TheQuixote wins the new car! It was indeed "Details" by China Mieville. I came across it in The Year's Best Fantasy and Horror, 16th Edition.
 
Hi guys, haven't posted here for quite a while.

Surely the thing about any mind-altering substance, and indeed the mind itself is, we don't really know what is going on. We observe the end results - consciousness, images in our brains etc, and we then create theoretical models of why they occur.

These theoretical models reflect the current fashions of belief. They vary from generation to generation. In times when religion and spiritual explanations are fashionable, most people will explain the unexplained aspects of the brain/mind in terms of spirtual and religious imagery. In more sceptical times, most people will favor 'scientific' imagery for the same purpose.

The deeper truth that tends to be forgotten by all sides is the almost total absence of hard evidence for either set of beliefs. We don't know why we 'see things' when under the influence of drugs, we just know that we do. Sure, it might well be that the drug acts upon a part of the brain to create an entirely subjective hallucination. But it might equally well be the drug acts upon that part of the brain to enable a different form of perception, and that people are seeing stuff that is to some extent quantifiably there, but imperceptible to most of us most of the time.

To say that either one of these possibilities is more or less likely than the other is really to be expressing a subjective prejudice. We have no evidence to support either conclusion, and the true scientist should remain in perfect equipoise between the two polarities. ;)

Not having any preconceived opinions can be the hardest thing of all, can't it?
 
What follows was a dream, not an objective experience.
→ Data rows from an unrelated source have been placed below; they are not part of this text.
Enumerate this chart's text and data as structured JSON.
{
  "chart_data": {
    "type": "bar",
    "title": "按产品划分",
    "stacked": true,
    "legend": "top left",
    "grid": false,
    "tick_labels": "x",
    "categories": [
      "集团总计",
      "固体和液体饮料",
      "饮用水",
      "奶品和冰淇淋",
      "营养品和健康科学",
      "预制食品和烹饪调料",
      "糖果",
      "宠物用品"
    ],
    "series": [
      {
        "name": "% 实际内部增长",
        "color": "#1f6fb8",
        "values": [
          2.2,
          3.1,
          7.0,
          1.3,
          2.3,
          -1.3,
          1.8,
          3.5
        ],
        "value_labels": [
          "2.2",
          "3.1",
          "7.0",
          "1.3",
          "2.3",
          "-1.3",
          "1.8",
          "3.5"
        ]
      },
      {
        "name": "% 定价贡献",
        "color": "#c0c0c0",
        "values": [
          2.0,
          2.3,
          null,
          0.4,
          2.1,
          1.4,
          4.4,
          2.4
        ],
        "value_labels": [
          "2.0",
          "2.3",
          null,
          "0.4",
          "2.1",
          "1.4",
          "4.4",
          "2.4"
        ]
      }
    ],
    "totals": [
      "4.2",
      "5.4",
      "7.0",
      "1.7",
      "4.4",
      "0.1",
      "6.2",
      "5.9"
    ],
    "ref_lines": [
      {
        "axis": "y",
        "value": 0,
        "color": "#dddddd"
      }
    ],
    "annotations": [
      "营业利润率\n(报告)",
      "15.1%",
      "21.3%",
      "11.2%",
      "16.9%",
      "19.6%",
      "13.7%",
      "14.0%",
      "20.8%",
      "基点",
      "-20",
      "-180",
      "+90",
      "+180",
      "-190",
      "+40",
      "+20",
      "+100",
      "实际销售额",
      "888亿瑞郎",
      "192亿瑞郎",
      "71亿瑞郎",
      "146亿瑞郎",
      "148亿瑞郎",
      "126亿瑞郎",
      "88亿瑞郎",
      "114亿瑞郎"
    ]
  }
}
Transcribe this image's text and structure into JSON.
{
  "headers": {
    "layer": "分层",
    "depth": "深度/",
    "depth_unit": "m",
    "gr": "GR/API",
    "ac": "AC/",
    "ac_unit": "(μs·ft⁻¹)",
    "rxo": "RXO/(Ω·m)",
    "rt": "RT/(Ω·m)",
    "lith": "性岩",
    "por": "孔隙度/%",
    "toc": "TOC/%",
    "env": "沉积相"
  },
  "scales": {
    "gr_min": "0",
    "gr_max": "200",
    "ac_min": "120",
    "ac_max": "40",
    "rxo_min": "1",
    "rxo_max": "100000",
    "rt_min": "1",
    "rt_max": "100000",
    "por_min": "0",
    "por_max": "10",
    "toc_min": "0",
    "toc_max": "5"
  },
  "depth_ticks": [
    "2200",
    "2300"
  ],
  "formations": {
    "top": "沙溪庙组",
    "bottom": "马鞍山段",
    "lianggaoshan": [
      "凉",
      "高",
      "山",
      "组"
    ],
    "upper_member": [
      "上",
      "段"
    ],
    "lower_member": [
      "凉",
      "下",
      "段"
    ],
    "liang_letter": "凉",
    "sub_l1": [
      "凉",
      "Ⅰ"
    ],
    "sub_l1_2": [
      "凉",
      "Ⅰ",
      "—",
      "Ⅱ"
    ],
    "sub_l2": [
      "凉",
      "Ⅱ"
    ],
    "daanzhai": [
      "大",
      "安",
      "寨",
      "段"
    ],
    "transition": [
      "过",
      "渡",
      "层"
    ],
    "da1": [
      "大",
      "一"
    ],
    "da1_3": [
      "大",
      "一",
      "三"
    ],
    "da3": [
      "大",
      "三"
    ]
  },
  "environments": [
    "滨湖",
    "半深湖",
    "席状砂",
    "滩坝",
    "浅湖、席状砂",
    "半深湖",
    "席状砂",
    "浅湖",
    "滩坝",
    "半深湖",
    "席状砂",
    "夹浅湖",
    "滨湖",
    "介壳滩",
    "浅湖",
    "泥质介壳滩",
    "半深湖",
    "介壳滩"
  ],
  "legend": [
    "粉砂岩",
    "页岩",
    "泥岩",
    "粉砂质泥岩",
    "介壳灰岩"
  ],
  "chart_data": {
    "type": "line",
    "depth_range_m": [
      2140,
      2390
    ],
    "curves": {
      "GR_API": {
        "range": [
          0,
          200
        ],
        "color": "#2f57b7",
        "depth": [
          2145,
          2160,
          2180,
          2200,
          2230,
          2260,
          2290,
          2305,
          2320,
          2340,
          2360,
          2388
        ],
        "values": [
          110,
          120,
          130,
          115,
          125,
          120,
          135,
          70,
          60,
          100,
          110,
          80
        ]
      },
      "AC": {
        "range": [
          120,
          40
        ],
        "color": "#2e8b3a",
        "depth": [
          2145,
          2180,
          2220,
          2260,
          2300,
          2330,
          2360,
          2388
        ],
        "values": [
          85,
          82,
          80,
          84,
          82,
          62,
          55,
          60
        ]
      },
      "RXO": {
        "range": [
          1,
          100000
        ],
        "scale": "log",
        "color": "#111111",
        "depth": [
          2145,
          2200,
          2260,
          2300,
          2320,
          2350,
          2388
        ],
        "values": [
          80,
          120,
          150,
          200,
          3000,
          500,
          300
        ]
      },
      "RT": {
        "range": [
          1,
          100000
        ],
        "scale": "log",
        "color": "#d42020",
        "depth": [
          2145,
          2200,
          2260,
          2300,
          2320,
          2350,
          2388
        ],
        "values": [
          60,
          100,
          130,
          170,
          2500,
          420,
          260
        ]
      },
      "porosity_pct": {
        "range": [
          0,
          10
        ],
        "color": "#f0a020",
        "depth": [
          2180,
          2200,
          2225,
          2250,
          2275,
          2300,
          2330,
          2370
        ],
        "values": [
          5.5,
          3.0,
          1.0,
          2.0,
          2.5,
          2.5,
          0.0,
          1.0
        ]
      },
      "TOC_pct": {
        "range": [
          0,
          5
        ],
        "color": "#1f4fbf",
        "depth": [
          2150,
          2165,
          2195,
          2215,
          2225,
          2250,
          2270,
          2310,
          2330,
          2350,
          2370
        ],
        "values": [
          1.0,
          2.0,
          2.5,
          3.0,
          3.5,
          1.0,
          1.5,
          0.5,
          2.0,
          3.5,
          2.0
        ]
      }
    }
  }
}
But I think it still belongs here:

Nearly a half-century ago what was probably the best photograph ever executed of my Mother was taken by a Cincinnati newspaper photographer for a feature story.

The photograph remained taped to my bedroom wall for the better part a decade.

One November my Dad asked me for the photo. Then he and a fellow artist produced a very professional oil painting from it, as a Christmas present for Mom.

More years passed, with the portrait hanging on the living room wall.

One night I dreamed that I was gazing at the portrait. As I watched the face turned into a big-eyed "theater mask" which then floated from the canvas and began pursuing me through the house.

But unlike traditional theater masks, this one neithher smiled nor frowned. The mouth was a straight line, conveying no emotion of any kind.

Yet that clay-colored mask was entirely malign, so intensely so that I still remember this dream as one of the most terrifying I've ever experienced.

[Freudians can make of this what they will.]

P. S. It never occurred to me before this moment but a "theater mask" with large eyes and a slit-like mouth is remarkably similar to many later descriptions of "UFO greys."

EDIT - Changed one letter only, correcting "no" to "nor."
 
I may go up to Heaton Park tomorrow and check it out, see if I can find the spot.